Child Growth Monitor

Child Growth Monitor is an artificial intelligence-based mobile app that the German nonprofit Welthungerhilfe created that improves the process of identifying child malnourishment. The app takes 3D measurements of a child’s body using an infrared sensor available on certain smartphones and quickly uploads the data onto Microsoft Azure, a cloud computing service. Then, nutritionists and IT specialists can examine the scans using Microsft AI solutions to assess a child’s dietary health and determine if the child is malnourished. Welthungerhilfe released a beta version of this app in 2020 due to the impacts of the COVID-19 pandemic on food security.

Welthungerhilfe and partners are piloting the app in three states in India — Madhya Pradesh, Maharashtra and Rajasthan. The NGO Action Against Hunger is providing support to 150 field workers to use the app to scan and evaluate children.

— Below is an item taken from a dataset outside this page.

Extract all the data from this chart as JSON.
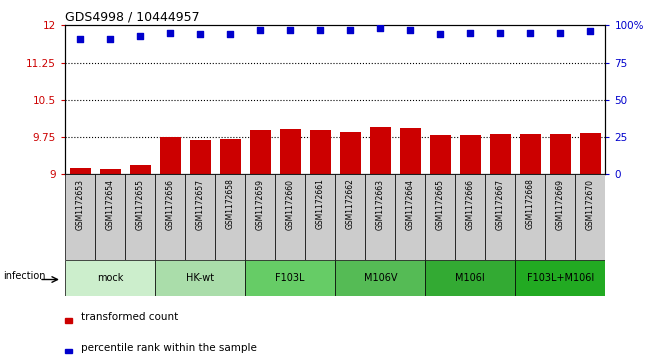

Child Growth Monitor collects data much faster than traditional measuring methods and has a lower margin of error. Users do not need to be anthropometric (experts in the study of measurements and proportions of the human body) to get accurate data and recognize if a child is undernourished. In addition, the app measures children the same way every time, allowing for consistent data.

HealthPhone

In 2015, HealthPhone, in partnership with the Indian Academy of Pediatrics (IAP), the Government of India and UNICEF, launched a large three-year digital mass education program called IAP HealthPhone to educate more than 10 million females between the ages of 13 and 35 on how to improve health and nutrition among themselves and their families.

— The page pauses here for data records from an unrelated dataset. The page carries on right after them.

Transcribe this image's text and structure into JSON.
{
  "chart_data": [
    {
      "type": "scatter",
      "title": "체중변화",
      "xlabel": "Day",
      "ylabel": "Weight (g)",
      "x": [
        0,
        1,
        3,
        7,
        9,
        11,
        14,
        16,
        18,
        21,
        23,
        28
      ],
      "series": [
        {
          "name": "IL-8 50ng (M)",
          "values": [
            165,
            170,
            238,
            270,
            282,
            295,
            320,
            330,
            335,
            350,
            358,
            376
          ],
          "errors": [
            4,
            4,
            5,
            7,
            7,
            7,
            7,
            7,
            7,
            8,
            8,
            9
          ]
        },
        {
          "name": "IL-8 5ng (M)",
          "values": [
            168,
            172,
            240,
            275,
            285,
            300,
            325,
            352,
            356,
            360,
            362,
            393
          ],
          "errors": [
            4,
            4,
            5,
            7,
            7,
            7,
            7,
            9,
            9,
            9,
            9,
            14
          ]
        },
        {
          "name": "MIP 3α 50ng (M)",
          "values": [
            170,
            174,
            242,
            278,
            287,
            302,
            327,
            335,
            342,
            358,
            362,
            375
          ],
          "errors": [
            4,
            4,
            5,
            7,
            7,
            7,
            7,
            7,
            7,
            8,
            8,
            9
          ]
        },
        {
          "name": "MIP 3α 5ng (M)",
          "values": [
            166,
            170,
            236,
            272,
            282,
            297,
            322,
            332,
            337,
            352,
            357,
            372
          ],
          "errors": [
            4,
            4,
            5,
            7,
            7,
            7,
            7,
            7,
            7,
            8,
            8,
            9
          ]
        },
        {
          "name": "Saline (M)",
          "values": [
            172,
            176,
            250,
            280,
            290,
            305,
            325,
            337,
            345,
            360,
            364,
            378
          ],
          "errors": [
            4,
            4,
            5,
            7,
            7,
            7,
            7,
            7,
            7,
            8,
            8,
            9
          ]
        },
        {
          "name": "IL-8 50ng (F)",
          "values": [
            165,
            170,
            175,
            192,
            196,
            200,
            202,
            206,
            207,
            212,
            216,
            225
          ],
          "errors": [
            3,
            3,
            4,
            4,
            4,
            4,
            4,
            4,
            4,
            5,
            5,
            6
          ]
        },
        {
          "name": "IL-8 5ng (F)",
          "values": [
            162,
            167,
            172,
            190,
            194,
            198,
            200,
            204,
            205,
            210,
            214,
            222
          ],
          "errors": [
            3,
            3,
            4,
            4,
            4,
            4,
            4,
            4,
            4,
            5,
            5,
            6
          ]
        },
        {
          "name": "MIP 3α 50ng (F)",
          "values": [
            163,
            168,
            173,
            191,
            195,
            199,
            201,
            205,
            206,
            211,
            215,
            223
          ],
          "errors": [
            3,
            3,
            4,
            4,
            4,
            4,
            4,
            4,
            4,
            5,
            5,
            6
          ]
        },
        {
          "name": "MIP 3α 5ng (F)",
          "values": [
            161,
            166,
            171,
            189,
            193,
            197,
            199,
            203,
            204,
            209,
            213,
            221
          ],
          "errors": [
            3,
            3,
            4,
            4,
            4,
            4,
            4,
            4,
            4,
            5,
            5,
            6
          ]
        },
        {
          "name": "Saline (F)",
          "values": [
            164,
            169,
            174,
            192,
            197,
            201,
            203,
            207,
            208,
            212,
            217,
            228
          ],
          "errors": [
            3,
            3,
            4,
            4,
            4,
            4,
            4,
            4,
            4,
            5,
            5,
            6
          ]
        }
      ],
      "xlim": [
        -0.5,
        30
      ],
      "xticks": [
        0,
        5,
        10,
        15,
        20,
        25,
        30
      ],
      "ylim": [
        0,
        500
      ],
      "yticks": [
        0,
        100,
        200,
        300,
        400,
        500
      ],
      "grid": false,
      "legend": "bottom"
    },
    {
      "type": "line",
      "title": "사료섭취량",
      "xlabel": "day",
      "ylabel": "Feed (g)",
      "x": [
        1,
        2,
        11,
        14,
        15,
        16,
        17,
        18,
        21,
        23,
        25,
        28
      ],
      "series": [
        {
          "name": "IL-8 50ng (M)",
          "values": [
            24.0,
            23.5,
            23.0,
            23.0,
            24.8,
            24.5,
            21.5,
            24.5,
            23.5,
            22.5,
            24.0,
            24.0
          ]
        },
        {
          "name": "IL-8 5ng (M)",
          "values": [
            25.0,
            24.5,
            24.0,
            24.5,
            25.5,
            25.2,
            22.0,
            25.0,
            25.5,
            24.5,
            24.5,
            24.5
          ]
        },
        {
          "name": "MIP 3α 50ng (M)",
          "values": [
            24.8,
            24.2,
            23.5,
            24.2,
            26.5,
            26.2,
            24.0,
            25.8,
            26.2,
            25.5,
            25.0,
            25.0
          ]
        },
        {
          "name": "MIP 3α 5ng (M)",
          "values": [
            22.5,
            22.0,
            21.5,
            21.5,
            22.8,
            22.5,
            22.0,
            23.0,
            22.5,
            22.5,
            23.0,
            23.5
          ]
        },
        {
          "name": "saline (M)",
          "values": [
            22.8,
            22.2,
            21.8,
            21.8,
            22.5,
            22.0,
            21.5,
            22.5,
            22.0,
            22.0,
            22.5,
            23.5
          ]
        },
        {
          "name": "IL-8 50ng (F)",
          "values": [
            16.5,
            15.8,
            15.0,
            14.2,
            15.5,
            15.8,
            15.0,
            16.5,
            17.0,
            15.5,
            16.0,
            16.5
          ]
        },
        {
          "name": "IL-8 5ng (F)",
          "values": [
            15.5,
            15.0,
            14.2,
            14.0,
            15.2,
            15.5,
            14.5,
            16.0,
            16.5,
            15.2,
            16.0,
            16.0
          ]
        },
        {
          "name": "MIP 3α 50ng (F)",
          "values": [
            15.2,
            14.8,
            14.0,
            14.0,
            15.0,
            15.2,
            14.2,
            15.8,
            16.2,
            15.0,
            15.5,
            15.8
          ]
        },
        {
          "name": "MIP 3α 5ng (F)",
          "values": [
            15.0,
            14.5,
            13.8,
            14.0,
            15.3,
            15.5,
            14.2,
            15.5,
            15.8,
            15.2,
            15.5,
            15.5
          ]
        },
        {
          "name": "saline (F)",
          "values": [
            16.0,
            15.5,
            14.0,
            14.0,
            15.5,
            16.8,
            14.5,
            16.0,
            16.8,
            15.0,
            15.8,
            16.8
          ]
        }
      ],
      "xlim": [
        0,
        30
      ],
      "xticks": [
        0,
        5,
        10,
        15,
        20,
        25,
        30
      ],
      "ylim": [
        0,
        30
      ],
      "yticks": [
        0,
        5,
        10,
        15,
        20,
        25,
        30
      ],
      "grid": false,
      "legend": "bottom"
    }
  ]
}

The program promoted and distributed four free videos in 18 languages on mobile phones. These videos covered simple ways to improve nutrition through diet, the significance of breastfeeding and adequate nutrition, specific guidelines for pregnant women and children younger than 24 months old and the “status of women.”

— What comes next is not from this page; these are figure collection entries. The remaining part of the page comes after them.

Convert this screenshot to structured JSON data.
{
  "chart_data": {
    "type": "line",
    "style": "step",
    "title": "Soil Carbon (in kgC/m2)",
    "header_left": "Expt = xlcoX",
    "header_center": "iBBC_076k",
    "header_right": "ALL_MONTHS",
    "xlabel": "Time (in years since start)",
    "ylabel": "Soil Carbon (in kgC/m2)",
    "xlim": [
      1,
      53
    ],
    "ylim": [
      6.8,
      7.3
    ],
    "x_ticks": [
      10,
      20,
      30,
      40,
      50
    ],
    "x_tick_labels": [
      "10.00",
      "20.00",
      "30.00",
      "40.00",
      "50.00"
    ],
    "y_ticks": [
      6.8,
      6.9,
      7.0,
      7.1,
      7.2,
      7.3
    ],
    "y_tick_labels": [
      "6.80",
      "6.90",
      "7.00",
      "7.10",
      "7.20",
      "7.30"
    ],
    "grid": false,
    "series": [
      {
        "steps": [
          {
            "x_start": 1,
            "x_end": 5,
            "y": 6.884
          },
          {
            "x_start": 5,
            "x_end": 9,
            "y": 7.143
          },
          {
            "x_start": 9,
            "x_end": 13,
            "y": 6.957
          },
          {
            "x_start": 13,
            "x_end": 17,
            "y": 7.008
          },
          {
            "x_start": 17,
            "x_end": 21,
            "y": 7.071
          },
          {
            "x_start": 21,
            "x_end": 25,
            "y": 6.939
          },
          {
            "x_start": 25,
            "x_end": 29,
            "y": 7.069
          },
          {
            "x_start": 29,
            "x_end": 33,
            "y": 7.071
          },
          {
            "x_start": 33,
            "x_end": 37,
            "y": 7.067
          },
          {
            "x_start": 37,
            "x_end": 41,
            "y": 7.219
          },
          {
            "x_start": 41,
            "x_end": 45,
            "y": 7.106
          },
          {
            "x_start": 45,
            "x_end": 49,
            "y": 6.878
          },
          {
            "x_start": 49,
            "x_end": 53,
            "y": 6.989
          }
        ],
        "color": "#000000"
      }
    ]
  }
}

IAP also partnered with the telecommunications company Vodafone to send 300 million text messages annually to Vodafone’s 184 million subscribers to spread the videos to as many people as possible.

The IAP HealthPhone program hopes to benefit 60 million children born in India by 2025.

Nutrify India Now

Nutrify India Now is a diet-tracking food app that India’s National Institute of Nutrition launched in 2018. People can use the app to determine the calories and nutrients contained in “common Indian food.” Available in 17 different languages, the app helps to guide the user’s nutrition decisions in order to tackle malnourishment in India.

The app information is derived from “India-specific databases” and uses guidelines that the Indian Council of Medical Research (ICMR), India’s apex medical research body, recommended. As of November 27, 2022, the app has had more than 50,000 downloads on Google Play.

A Nutritious Future

Malnourishment in India, especially among mothers and their children, is a significant issue in the country. But, with easy-to-use digital tools, more people will be able to understand the importance of a nutritious diet and take action to improve their nutrition.